Les objectifs sont repérés non seulement par les avions radar Awacs, qui décollent de Trapani (côte sud-ouest de la Sicile), et par les Predator italiens qui décollent d’Amendola (Foggia, province des Pouilles), en survolant la Libye 24h/24. Ils sont aussi signalés -indiquent au New York Times les fonctionnaires OTAN- par les rebelles. Ceux-ci, tout en étant «  mal entraînés et mal organisés », sont en mesure, «  grâce des technologies fournies par des pays de l’OTAN », de transmettre d’importantes informations au «  team OTAN en Italie, qui choisit les objectifs à frapper ». De plus, rapportent les fonctionnaires, «  la Grande-Bretagne, la France et d’autres pays ont déployé des forces spéciales sur le terrain en Libye ». Officiellement pour entraîner et armer les rebelles, en réalité surtout pour des tâches opérationnelles.

On voit ainsi émerger le cadre réel. Si les rebelles sont arrivés à Tripoli, c’est dû non pas à leur capacité de combat, mais au fait que les chasseurs-bombardiers, les hélicoptères et les Predator de l’OTAN leur ouvrent la voie, en pratiquant la terre brûlée. Au sens littéral du terme, comme le montre le corps du soldat libyen carbonisé par le raid OTAN. En d’autres termes, on a créé à l’usage des media l’image d’une résistance avec une force capable de battre une armée professionnelle. Même si, évidemment des rebelles meurent dans les affrontements, ce ne sont pas eux qui sont en train de s’emparer de Tripoli. C’est l’OTAN qui, forte d’une résolution du Conseil de sécurité de l’ONU, est en train de démolir un Etat au motif de défendre les civils. De toute évidence, depuis qu’il y a un siècle les troupes italiennes débarquèrent à Tripoli, l’art de la guerre coloniale a fait de grands pas en avant.

Manlio Dinucci

Edition de mardi 23 août de il manifesto

Traduit de l’italien par Marie-Ange Patrizio

COMMENTAIRES  

23/08/2011 15:16 par babelouest

Oui, l’art (sic) de la guerre a fait de grands "progrès", mais la capacité d’empathie des acteurs a fortement régressé, avec une professionnalisation de plus en plus aiguë, et un éloignement de plus en plus grand des presseurs de boutons de leur cible. L’infanterie, la "reine des batailles", arrive juste pour occuper le terrain et constater les dégâts, souvent "collatéraux".

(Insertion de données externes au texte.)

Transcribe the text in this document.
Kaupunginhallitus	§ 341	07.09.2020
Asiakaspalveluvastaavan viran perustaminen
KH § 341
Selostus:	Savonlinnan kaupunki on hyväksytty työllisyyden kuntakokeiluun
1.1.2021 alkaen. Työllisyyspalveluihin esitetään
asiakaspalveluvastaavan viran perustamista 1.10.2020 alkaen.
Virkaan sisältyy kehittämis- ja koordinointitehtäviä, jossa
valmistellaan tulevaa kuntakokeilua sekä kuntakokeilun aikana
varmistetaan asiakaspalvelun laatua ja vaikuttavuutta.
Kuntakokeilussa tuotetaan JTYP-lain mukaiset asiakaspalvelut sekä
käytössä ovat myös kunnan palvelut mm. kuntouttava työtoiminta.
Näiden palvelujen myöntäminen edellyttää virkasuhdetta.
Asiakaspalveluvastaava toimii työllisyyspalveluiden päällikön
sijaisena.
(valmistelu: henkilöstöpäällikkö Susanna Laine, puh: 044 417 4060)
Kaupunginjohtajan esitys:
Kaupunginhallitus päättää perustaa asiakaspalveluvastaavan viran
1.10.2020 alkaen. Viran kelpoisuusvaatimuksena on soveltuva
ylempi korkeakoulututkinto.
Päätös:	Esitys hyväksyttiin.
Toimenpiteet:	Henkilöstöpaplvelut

Etape suivante, ce seront des robots qui feront ce travail d’occupation, et les insurgés démoralisés et exsangues verront arriver un petit char d’assaut miniature , qui leur intimera "Conduisez-moi à votre chef !", et sortira de ses entrailles un papier de reddition tout juste imprimé "Signez là ".

25/08/2011 12:04 par un chileno

Dans le programme "Dossier" de la chaine de télévision vénézuélienne Telesur cela fait plusieurs mois que le présentateur M. Walter Martinez insiste sur l’amateurisme dont font preuve les soi-disant rebelles libyens en prenant comme appui les images émanant des agences de presse dites "sérieuses" comme AFP, Reuters, etc.
Les angles de tir invraisemblables visant plus l’horizon qu’une cible terrestre, Le fait que lesdites cibles, l’ennemi supposé, on ne les voit jamais. Les positions de tir playgamesques adoptées par les prétendus rebelles lui font parfois conclure, et moi avec lui, qu’une telle "armée" ("l’armata brancaleone" comme il se plaît à le répéter) est trop peu organisée pour mener à bien à elle seule, sans l’aide militaire de l’otan, l’invasion de Tripoli.
Les commentaires de M. Martinez sont d’autant plus intéréssants qu’il est lui-même gradé et professeur dans une école
de la marine.

Jusqu’ici, les images de la "libération" de Tripoli nous montrent des groupes armés dans des rues vides, loin des débordements de liesse auxquels on pourrait s’attendre lors d’une telle situation. On attend la suite.
Ces images comparées à celles de la libération de Paris par exemple ...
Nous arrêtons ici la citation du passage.